A manutenção do acervo só foi possível com o empenho da equipe técnica da ACERP, que se recusou a abandonar o local. Os funcionários continuaram o trabalho de forma improvisada, embora não recebessem salários e nem recursos para isso. Para amenizar a situação, desde janeiro do ano passado, a Sociedade Amigos da Cinemateca assumiu a gestão da instituição, enquanto aguarda que uma nova organização social passe a ser a responsável. A partir daí, parte do corpo de funcionários foi readmitida.

Em novo capítulo dessa novela, recentemente, foi anunciada a reabertura da sede da Cinemateca. Após cerca de um ano e meio fechado, o local – que fica na Vila Clementino, zona sul de São Paulo – voltará a ser aberto ao público, na sexta-feira da próxima semana (13/05). A possibilidade da população se reencontrar com o patrimônio cultural é um alento. Contudo, enquanto o descaso estiver presente na gestão federal, este drama continuará longe do fim.

‘Deus e o Diabo na Terra do Sol’, de Glauber Rocha, será reexibido no Festival de Cannes

Em 1964, o filme ‘Deus e o Diabo na Terra do Sol’ estreava mundialmente no Festival de Cannes, na França. A exibição do longa-metragem, dirigido por Glauber Rocha, ocorreu apenas três meses após o golpe que afundou o país em uma ditadura militar, pelas próximas décadas. Marco do Cinema Novo do Brasil, o filme viria a ser um dos maiores clássicos do cinema, e o seu diretor um dos mais consagrados nomes dessa arte..

58 anos após a sua estreia, o longa voltará a ser exibido no festival de cinema francês, um dos maiores eventos do cinema mundial. Desta vez, o filme será exibido em versão restaurada em tecnologia 4K. Antes disso, o filme havia sido digitalizado em 2002. E por pouco o filme não se perdeu.
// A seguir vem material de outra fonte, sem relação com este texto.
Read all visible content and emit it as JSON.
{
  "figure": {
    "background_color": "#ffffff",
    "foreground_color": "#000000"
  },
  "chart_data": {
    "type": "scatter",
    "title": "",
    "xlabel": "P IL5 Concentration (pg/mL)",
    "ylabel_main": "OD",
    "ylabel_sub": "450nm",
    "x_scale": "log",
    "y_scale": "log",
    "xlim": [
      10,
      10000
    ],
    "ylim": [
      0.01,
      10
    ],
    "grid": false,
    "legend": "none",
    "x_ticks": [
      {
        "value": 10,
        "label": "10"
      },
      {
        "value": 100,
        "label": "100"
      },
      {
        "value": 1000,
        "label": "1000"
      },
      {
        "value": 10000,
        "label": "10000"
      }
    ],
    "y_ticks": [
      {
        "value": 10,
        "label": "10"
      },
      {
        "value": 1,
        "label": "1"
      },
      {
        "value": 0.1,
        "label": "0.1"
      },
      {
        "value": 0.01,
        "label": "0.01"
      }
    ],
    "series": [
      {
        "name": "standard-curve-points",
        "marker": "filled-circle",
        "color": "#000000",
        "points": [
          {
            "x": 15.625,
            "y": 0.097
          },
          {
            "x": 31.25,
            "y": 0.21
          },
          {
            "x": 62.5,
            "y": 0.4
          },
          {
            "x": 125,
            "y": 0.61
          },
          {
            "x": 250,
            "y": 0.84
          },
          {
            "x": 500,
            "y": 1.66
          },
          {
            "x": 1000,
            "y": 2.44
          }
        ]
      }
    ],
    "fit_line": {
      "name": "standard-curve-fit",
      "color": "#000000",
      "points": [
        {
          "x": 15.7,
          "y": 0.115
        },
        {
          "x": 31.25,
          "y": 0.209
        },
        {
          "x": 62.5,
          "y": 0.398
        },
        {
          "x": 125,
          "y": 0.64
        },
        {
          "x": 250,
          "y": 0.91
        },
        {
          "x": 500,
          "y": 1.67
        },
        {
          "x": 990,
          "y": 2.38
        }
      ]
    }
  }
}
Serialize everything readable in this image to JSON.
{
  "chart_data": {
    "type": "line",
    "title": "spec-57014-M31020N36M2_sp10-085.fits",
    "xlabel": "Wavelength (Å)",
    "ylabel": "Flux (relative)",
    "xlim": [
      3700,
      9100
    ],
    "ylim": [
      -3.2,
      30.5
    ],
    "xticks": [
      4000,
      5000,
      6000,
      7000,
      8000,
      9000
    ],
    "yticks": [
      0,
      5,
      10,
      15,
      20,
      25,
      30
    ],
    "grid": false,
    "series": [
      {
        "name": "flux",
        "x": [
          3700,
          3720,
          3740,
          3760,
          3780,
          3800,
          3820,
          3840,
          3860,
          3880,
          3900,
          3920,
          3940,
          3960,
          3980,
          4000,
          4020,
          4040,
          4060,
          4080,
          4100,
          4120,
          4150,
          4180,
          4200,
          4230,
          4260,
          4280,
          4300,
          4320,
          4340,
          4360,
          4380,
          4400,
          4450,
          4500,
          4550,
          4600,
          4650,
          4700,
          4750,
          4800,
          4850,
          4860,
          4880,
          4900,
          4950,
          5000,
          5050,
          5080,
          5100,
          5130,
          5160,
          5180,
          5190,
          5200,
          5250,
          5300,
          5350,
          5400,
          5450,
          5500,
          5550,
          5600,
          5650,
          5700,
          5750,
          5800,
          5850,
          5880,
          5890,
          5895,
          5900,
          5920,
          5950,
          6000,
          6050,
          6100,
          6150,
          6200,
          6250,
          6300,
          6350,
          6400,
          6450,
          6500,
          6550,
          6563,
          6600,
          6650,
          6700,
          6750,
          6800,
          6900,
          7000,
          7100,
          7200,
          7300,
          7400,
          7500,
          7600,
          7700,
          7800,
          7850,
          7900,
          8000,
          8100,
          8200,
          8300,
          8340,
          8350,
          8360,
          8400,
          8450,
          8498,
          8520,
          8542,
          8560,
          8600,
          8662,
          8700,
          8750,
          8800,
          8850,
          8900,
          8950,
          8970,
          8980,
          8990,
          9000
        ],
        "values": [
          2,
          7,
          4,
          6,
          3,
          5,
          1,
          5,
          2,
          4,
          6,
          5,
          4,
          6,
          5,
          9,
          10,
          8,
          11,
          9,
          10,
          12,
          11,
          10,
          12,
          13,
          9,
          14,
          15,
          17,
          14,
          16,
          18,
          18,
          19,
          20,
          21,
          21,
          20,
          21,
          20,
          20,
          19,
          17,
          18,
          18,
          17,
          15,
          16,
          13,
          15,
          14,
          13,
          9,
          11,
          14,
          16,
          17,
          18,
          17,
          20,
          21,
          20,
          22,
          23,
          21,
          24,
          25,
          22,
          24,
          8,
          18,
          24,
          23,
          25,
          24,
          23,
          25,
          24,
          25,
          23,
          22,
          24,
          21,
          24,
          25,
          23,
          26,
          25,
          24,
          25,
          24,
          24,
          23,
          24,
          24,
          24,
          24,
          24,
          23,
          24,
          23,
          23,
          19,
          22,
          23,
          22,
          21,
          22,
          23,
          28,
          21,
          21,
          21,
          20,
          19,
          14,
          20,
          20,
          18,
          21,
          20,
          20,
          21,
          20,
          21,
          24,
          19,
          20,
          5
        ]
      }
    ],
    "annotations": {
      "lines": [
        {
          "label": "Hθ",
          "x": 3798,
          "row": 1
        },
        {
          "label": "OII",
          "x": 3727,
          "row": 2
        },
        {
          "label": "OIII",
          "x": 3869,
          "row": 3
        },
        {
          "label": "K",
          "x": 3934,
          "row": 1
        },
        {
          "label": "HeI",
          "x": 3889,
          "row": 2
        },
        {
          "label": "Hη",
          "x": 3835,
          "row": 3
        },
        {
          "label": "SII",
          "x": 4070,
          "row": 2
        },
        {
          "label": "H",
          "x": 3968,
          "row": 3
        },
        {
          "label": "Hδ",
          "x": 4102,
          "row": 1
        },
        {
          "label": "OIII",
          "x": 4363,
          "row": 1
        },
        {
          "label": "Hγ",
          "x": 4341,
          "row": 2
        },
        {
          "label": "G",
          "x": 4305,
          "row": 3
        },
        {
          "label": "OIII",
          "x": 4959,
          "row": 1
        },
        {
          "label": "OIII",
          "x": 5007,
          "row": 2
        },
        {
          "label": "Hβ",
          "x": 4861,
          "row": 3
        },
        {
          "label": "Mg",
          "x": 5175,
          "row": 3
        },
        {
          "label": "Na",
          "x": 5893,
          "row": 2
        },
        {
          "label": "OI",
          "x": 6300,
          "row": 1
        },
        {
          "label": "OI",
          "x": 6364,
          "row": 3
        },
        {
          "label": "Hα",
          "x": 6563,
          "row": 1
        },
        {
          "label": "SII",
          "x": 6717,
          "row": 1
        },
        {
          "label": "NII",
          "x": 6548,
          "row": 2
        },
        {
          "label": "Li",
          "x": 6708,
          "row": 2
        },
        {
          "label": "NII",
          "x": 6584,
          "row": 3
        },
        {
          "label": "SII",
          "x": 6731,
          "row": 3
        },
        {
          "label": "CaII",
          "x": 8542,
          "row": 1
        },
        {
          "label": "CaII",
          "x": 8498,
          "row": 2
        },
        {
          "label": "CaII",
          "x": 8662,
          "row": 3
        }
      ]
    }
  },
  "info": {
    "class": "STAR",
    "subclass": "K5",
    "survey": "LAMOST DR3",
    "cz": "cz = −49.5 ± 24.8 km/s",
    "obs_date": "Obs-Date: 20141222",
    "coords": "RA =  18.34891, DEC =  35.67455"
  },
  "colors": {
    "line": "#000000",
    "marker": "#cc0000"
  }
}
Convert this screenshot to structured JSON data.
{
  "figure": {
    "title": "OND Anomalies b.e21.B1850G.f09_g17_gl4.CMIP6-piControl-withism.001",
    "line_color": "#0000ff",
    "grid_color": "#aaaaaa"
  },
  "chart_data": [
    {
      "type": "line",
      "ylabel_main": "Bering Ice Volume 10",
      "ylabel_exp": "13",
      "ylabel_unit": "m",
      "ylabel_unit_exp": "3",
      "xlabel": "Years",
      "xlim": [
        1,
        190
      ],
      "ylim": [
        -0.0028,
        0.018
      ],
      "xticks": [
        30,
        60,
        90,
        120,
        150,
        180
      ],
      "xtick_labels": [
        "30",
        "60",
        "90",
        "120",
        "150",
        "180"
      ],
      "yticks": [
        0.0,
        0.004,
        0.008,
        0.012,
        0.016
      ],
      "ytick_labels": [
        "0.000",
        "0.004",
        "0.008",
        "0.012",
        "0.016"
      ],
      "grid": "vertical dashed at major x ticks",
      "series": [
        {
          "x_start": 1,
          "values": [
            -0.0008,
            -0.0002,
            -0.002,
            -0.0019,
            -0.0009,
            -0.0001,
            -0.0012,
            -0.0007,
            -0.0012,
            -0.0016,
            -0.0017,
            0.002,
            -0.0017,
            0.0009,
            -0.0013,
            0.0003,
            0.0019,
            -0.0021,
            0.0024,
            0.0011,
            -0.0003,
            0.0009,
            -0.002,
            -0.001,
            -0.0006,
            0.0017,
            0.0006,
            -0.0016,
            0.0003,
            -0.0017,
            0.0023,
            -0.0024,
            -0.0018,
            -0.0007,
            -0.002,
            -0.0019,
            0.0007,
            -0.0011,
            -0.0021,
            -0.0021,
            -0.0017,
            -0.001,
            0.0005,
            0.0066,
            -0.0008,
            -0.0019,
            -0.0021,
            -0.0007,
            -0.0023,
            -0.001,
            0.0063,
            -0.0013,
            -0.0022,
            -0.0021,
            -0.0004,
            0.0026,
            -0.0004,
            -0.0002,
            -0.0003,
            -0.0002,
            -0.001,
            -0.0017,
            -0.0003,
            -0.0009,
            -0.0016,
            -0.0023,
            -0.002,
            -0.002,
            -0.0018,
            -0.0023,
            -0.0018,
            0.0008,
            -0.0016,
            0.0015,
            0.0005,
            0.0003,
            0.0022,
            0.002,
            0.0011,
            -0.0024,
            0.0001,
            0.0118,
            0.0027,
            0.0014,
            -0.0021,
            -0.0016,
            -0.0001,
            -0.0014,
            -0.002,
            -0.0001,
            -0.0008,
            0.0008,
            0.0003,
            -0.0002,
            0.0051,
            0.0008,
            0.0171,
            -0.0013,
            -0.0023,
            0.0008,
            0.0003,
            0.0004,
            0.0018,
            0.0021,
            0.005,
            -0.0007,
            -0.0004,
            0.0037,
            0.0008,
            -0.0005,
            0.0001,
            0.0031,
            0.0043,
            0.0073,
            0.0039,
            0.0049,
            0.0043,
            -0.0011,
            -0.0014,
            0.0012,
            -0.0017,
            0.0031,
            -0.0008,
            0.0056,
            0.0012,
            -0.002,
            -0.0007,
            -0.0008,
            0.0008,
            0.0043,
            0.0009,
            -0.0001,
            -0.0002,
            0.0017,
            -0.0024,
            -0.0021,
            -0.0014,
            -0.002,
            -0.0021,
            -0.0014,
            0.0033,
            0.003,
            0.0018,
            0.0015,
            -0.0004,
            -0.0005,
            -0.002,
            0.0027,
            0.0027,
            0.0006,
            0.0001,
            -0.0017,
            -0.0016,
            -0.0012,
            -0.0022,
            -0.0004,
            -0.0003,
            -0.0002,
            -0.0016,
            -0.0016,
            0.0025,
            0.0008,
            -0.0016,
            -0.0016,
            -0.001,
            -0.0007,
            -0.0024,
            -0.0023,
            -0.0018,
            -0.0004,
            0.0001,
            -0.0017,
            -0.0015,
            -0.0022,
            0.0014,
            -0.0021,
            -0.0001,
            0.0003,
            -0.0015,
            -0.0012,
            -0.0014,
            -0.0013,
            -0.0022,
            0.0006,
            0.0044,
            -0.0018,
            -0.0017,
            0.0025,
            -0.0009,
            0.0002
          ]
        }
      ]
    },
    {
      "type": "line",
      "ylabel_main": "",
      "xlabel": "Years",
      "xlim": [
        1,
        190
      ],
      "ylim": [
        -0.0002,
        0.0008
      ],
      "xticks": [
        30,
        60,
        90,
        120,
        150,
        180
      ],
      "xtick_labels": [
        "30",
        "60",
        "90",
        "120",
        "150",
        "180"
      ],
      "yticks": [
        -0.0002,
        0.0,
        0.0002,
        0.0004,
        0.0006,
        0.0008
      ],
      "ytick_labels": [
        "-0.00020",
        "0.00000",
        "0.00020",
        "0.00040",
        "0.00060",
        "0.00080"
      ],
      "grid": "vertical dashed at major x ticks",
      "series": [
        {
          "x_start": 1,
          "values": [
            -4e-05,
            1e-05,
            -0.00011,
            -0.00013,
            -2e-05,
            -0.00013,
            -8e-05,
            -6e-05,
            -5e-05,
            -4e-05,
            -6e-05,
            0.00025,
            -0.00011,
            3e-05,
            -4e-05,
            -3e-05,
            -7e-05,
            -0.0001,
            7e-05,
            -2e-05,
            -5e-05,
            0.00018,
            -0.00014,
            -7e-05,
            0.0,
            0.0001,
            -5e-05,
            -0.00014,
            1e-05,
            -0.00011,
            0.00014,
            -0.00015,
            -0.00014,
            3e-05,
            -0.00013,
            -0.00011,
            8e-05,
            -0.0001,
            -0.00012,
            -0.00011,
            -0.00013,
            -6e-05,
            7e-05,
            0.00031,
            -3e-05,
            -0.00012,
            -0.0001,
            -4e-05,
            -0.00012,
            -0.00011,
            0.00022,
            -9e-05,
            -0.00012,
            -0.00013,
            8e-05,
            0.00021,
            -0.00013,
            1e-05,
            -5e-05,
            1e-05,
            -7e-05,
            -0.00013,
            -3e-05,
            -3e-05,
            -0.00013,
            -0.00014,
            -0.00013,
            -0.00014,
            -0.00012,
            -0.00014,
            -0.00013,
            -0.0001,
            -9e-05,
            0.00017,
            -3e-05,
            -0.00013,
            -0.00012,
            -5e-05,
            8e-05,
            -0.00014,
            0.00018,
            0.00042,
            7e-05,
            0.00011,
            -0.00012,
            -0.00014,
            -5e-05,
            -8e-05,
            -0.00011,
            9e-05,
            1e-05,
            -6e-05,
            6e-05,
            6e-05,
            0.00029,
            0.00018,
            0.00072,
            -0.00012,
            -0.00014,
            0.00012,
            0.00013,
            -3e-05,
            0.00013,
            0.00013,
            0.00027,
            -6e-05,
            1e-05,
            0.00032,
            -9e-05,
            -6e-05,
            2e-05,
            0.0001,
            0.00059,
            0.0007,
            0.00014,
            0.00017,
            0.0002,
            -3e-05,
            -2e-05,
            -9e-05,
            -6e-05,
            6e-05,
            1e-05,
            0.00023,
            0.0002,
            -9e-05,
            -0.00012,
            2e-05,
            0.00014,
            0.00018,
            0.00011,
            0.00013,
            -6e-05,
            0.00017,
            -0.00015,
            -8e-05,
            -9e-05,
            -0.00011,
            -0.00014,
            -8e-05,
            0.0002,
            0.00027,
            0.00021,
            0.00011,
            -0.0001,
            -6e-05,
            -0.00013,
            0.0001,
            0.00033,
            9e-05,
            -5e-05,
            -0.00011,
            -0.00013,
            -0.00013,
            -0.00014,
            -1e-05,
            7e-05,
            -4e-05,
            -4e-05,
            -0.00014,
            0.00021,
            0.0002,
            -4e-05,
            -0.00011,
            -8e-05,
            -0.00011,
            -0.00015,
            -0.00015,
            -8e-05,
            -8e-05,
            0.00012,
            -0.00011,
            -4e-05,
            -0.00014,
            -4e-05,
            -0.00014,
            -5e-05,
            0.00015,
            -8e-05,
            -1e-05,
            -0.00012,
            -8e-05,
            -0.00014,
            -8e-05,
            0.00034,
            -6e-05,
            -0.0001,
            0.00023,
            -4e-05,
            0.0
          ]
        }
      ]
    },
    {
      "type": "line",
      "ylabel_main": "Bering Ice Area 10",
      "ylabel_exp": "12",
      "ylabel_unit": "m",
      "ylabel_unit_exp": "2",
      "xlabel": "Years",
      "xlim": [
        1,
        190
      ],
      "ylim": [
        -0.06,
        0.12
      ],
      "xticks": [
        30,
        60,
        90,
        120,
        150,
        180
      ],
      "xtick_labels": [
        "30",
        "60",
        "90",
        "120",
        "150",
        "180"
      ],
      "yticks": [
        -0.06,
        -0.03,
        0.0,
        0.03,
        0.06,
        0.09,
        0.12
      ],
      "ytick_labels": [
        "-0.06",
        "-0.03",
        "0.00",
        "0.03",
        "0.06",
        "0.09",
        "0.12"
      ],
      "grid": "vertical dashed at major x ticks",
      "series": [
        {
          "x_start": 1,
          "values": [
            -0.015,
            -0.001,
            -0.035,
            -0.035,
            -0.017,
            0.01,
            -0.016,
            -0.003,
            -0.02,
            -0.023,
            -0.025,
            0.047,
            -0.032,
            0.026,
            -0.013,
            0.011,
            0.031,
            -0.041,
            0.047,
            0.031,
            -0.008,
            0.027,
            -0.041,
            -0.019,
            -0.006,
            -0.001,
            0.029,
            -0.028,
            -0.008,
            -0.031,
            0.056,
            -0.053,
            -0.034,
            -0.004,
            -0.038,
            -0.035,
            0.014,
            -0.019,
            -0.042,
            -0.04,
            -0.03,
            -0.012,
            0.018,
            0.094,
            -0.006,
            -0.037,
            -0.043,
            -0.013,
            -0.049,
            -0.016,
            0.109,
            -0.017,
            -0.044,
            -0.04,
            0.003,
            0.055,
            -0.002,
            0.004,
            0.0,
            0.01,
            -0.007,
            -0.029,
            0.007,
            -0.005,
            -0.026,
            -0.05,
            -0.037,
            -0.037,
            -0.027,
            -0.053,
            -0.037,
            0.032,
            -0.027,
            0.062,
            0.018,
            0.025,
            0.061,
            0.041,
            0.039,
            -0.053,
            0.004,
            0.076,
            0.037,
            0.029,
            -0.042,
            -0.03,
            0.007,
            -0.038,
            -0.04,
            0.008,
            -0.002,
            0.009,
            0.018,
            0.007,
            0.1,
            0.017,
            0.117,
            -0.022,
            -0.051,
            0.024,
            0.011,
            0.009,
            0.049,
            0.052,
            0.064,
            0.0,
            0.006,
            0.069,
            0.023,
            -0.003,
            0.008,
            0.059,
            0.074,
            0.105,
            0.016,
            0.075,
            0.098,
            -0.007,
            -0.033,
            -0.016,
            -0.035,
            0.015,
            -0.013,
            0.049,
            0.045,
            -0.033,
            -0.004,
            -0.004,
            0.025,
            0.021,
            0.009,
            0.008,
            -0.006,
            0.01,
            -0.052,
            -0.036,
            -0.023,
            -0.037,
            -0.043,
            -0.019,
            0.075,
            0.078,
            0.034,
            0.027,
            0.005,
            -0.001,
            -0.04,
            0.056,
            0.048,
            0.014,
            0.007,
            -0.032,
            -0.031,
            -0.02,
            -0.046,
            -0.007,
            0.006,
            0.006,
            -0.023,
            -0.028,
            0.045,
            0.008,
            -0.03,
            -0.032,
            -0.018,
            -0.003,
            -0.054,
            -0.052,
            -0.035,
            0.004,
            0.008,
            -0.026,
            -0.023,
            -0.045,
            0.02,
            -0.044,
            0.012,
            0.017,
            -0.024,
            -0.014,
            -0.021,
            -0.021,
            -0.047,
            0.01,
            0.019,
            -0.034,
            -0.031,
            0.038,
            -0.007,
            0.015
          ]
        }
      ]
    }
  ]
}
A obra integrava o acervo da Cinemateca, no galpão da Vila Leopoldina, que pegou fogo em julho do ano passado. O arquivo não foi atingido.

A exibição do longa ocorre em momento oportuno. É preciso trazer à tona o debate presente na obra, assim como a discussão sobre a preservação e o incentivo à produção artística e cultural brasileira. O próprio diretor de ‘Deus e o Diabo na Terra do Sol’ já foi ignorado por Bolsonaro. Em sua participação no evento de inauguração do aeroporto Glauber Rocha, o presidente nem sequer citou o nome do homenageado. E ainda por cima, Bolsonaro aproveitou o evento, para fazer críticas a ambientalistas, socialistas e comunistas. O aeroporto foi inaugurado, em 2019, na cidade de Vitória da Conquista, no interior baiano – terra natal do diretor.

O Brasil e o mundo reconhecem o valor da arte e da cultura produzidas no nosso país, o governo Bolsonaro não. Em tempos de avanço de um neoliberalismo autoritário, que alimenta o saudosismo da ditadura, enquanto sucateia as condições de vida da população, o legado de Glauber Rocha se faz ainda mais relevante.

A arte e a cultura brasileiras resistem! Fora governo Bolsonaro!